I have attended every AGN assembly and look forward to it. It is an exciting development in the global landscape of philanthropy. I find it to be a great opportunity to connect with colleagues that I don’t see nearly as often as I would like and to catch up on latest developments in the field. Email, text messages and video chat are good but nothing beats the time spent together. Plus, there are some conversations that you can only have in person!
There were several meetings held prior to the AGN Assembly including the African Youth in Philanthropy. The energy of the youth conference certainly did spill over into the AGN meeting. Throughout the conference young people challenged the agenda that was not sufficiently inclusive of them and their interests. The panelists for the session on ‘Harnessing the Power of Young People’ raised important questions about who is included in setting the priorities for African philanthropy, and pushed back on the notion that young people should listen and not voice their opinion about how they view the issues under discussion. During the caucus session on the final day, the young people formed their own caucus on youth in philanthropy that attracted a multigenerational mix of participants.

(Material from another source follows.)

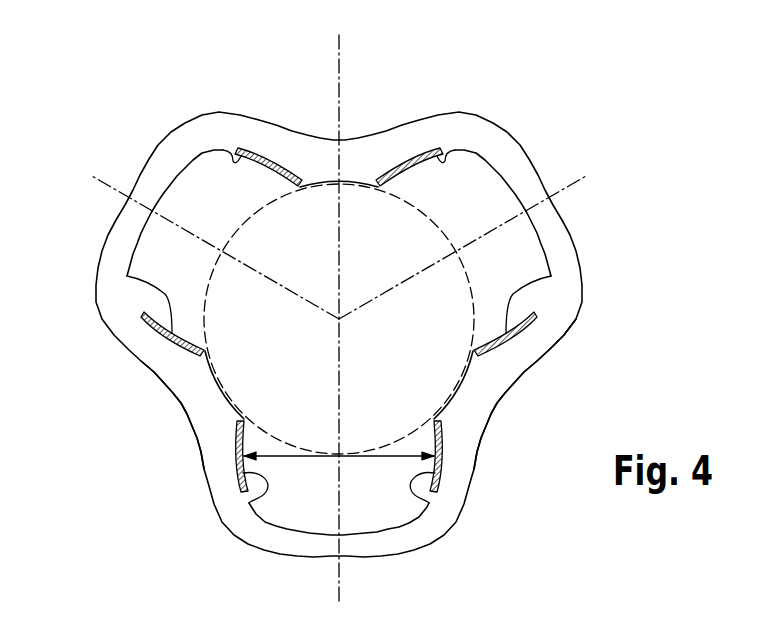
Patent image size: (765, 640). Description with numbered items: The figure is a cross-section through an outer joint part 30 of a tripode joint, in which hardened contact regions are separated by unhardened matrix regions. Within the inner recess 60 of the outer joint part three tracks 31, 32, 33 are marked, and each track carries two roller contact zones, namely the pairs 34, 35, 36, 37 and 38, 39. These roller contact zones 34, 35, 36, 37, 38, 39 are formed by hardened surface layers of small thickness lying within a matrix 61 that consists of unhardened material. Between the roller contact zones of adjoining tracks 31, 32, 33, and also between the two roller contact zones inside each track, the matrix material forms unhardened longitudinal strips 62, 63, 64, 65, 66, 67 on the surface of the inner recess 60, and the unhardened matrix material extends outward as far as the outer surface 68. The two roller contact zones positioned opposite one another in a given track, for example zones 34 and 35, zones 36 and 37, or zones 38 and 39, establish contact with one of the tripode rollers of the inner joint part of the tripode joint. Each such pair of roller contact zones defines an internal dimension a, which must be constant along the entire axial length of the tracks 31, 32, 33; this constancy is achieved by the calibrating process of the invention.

AGN’s theme this year was ‘People, Policy and Practise’ and the program had some dynamic speakers. Nobel Laureate Leymah Gbowee from Liberia seemed to stir up the air whenever she spoke with a frankness and candor about her life’s journey, both in the opening plenary session and the parallel session on ‘Governance, Peace and Security in Africa’ moderated by the BBC World Service’s Focus on Africa host, Bola Mosuro. Gbowee singled out the African Women Development Fund for its support of women on the continent.
The line-up of speakers and panelists was very impressive and the program offered a diverse menu of topics in the parallel sessions and spaces for self-organized caucus groups. The lunchtime and tea break conversations were lively and, as with most conferences, some of the most interesting exchanges happened in the hallways and late into the night at the hotels over dinner and drinks.

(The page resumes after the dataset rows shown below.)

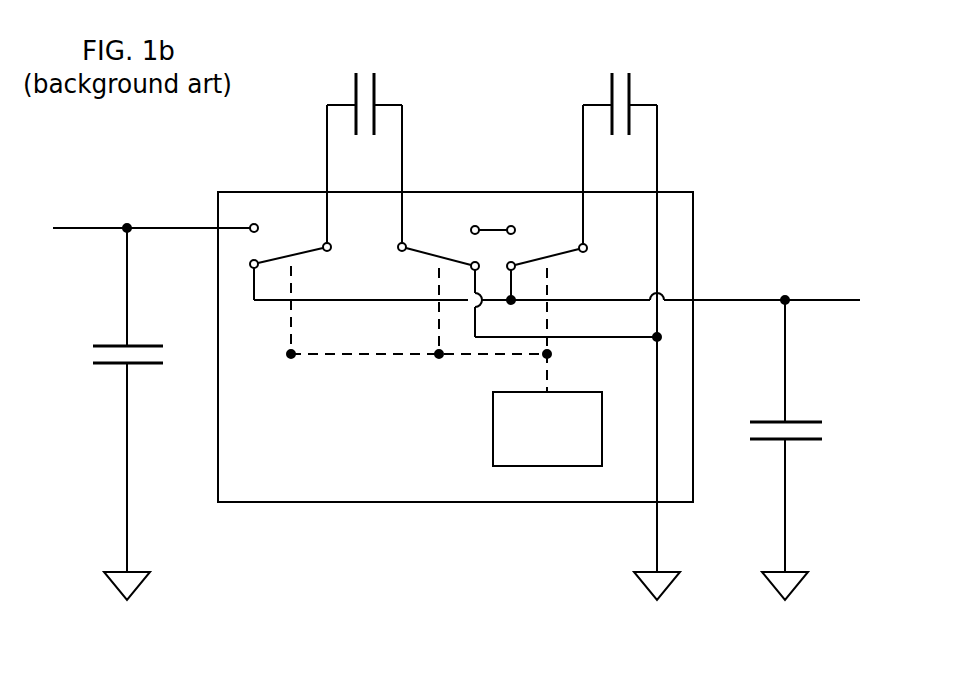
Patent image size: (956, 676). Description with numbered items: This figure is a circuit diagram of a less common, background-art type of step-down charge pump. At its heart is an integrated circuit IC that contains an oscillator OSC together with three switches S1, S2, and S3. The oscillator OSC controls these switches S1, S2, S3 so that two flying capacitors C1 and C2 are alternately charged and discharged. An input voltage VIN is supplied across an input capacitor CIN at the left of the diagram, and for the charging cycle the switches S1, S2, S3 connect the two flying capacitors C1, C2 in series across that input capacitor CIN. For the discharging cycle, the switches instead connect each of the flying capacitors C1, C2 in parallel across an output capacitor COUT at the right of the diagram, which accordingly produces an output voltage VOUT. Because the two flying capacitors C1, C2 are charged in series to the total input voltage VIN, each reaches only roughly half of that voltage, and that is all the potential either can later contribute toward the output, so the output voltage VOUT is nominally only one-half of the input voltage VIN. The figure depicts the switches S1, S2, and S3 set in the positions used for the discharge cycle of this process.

The integrated circuit IC is at (455, 347).
The input voltage VIN is at (148, 210).
The input capacitor CIN is at (100, 414).
The flying capacitor C1 is at (364, 136).
The flying capacitor C2 is at (631, 315).
The switch S1 is at (359, 249).
The switch S2 is at (527, 267).
The switch S3 is at (547, 251).
The output voltage VOUT is at (682, 284).
The output capacitor COUT is at (816, 450).
The oscillator OSC is at (444, 366).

At the closing session newly elected board chair Bhekinkosi Moyo of Southern Africa Trust made two announcements that signal new developments: Karen Sai was introduced as AGN’s new executive director of the newly named African Philanthropy Network. The AGN – now APN – biennial assembly is an important event and brings together a rich cross section of people who reflect the diverse landscape of African philanthropy. I am looking forward to the next one in 2017, and the continuing discourse on the role philanthropy is – and should be playing – as partners to African communities.
Niamani Mutima is the executive director of the Africa Grantmakers’ Affinity Group (AGAG).